Multiple vendors are readying bids for Australia’s Project LAND 4503 Armed Reconnaissance Capability program involving the acquisition of up to 29 attack helicopters. The new helicopters will serve as a replacement for the Australian Army’s current stock of 22 EC665 Tiger armed reconnaissance helicopters (ARHs).
Australia’s Department of Defense (DoD) issued a Request for Information (RFI) regarding the project back in mid-July, which would see Initial Operational Capability (IOC) set for 2026 with 12 airframes delivered and Final Operational Capability (FOC) for the entire 29-unit fleet targeted for 2028. The DoD plans for 24 of these new helicopters to be based at a single location while the remaining five will serve as trainers.
Three contenders lining up for the LAND 4503 competition include Airbus Helicopters, Textron subsidiary Bell and Boeing.
Airbus Helicopters is marketing its Tiger Mk3 as the “Tiger platform beyond 2020” that will not only provide a serviceable platform with local industrial opportunity for Australia, but a cheaper alternative to the tune of over AUD3 billion ($2 billion).

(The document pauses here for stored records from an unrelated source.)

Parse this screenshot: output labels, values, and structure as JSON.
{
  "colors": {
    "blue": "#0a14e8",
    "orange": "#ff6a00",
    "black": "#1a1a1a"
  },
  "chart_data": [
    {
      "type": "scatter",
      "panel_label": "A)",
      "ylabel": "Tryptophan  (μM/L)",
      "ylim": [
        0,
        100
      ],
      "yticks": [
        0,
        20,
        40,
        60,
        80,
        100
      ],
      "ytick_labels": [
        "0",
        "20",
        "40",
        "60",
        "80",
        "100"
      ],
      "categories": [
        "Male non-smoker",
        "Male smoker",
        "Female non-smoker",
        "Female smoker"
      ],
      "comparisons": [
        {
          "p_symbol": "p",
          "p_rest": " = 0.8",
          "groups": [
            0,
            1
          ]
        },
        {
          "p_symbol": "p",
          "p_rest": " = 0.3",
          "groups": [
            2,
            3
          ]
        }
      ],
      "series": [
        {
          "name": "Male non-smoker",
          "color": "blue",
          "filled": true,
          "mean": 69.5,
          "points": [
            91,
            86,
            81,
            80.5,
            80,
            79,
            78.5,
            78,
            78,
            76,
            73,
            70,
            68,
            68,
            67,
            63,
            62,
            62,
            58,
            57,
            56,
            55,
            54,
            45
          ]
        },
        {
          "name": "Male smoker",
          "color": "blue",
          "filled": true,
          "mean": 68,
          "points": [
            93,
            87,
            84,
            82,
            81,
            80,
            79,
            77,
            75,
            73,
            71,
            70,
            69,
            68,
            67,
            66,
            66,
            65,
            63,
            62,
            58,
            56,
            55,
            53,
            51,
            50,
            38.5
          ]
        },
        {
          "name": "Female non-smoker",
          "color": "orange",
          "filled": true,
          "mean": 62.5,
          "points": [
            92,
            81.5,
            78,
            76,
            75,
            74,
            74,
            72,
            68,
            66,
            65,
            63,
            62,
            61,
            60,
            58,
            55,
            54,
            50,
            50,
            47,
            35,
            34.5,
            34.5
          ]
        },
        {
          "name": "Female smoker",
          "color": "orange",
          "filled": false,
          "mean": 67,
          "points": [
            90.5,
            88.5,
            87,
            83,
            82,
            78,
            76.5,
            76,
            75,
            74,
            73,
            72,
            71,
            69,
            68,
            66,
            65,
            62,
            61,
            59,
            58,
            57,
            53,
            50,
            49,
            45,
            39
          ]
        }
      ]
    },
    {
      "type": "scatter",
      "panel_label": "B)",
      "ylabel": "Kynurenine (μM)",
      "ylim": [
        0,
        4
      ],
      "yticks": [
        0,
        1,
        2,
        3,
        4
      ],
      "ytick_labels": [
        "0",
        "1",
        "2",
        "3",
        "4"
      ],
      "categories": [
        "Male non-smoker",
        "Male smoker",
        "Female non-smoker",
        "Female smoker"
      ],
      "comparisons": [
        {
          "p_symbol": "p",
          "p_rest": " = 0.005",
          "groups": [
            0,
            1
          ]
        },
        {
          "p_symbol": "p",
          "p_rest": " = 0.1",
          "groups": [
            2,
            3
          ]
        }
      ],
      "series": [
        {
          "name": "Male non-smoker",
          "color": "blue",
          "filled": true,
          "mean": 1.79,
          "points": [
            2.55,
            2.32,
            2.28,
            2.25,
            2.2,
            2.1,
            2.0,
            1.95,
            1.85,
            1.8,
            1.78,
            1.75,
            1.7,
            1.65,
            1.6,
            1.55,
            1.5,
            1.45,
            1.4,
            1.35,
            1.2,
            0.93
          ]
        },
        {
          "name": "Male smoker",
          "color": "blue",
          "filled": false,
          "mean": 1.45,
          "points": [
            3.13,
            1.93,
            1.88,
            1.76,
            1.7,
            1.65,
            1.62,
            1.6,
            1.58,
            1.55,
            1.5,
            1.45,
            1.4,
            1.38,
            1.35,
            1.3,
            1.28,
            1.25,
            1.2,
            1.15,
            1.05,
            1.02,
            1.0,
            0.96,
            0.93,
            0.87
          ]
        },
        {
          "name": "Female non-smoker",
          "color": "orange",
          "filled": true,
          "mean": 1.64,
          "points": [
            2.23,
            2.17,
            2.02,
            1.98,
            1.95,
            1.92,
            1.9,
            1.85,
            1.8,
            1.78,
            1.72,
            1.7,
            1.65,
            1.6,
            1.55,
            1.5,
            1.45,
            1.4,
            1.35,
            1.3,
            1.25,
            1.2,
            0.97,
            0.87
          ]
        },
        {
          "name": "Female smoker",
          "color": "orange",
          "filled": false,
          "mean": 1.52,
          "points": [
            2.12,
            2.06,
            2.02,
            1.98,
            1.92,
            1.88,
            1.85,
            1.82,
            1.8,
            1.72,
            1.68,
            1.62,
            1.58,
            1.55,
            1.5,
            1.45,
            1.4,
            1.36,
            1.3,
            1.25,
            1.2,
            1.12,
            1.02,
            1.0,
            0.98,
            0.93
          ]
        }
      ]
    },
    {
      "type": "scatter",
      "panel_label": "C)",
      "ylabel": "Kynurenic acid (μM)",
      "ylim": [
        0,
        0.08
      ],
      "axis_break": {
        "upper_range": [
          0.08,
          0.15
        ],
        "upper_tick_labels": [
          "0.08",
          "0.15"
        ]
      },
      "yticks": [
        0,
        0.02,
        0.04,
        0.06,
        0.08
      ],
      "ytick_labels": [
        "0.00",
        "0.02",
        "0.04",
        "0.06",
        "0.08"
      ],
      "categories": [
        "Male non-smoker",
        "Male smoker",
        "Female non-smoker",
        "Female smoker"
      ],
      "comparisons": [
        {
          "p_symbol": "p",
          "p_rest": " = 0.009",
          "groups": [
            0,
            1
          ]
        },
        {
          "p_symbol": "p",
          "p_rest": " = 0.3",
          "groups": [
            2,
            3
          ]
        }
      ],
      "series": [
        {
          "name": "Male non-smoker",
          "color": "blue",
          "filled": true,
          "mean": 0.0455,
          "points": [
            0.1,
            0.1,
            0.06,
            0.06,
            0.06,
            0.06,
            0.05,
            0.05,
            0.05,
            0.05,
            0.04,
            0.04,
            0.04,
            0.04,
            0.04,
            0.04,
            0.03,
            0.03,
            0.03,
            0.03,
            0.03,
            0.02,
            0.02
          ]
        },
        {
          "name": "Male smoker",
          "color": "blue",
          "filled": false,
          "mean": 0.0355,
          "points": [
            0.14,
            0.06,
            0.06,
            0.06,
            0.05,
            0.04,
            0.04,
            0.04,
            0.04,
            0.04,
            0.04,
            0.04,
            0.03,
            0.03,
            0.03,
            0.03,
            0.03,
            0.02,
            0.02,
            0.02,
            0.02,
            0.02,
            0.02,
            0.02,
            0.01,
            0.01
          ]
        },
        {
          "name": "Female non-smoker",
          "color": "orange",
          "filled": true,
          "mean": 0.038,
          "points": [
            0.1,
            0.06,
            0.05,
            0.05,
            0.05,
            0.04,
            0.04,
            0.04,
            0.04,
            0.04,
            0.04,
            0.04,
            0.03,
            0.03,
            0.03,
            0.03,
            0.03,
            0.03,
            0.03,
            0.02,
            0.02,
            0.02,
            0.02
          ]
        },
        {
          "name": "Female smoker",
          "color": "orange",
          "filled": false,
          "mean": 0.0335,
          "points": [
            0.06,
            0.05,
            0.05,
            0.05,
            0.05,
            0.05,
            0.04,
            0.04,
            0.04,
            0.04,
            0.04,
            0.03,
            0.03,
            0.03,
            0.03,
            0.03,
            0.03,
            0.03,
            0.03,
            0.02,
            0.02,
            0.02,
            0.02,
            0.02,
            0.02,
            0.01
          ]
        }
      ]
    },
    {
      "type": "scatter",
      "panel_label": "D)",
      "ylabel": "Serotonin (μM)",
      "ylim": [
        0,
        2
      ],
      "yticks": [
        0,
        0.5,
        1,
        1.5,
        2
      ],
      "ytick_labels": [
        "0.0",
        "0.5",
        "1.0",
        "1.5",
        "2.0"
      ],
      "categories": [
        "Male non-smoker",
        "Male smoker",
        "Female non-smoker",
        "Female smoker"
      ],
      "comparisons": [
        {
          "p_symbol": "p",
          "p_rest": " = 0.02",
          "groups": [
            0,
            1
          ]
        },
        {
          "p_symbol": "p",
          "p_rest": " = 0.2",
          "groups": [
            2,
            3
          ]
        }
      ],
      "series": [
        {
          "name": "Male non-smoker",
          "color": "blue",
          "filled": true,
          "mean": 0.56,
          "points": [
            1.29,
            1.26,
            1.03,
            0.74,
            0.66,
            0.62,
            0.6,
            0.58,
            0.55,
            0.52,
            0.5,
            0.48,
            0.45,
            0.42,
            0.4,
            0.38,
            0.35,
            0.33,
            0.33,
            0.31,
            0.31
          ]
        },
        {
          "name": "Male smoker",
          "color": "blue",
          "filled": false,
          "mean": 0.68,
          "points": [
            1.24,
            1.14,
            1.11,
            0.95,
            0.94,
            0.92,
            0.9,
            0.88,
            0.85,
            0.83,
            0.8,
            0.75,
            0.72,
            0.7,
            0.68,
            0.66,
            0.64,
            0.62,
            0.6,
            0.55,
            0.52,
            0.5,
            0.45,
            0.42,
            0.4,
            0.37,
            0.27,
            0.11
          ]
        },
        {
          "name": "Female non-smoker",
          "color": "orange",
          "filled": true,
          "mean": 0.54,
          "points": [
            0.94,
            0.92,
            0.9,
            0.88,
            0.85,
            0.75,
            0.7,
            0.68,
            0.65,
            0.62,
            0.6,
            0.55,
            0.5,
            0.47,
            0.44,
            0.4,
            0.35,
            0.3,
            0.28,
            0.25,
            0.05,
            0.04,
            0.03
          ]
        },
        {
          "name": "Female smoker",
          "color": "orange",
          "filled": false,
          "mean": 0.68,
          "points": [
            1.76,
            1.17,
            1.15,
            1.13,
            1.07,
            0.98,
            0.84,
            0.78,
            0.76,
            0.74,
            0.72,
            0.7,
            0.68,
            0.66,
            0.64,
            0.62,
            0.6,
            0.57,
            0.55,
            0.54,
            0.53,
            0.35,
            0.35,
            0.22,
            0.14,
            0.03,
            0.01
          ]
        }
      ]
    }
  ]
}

Boeing, too, is pitching local industrial workshare as it promotes its AH-64E Apache.
Bell, meanwhile, is offering up the AH-1Z Viper, a marinized platform designed for amphibious operations and used by the U.S. Marine Corps.
Each offering represents a mature platform – something sought under the RFI in order to reduce program risk.
Although the Tiger ARHs delivered between 2004 and 2011 under Project AIR 87 have finally achieved a satisfactory level of serviceability and performance with the Australian Army, years of issues with the fleet prompted the DoD to forego an AUD500‑AUD700 million capability upgrade and opt instead to retire the Tigers in the mid-2020s.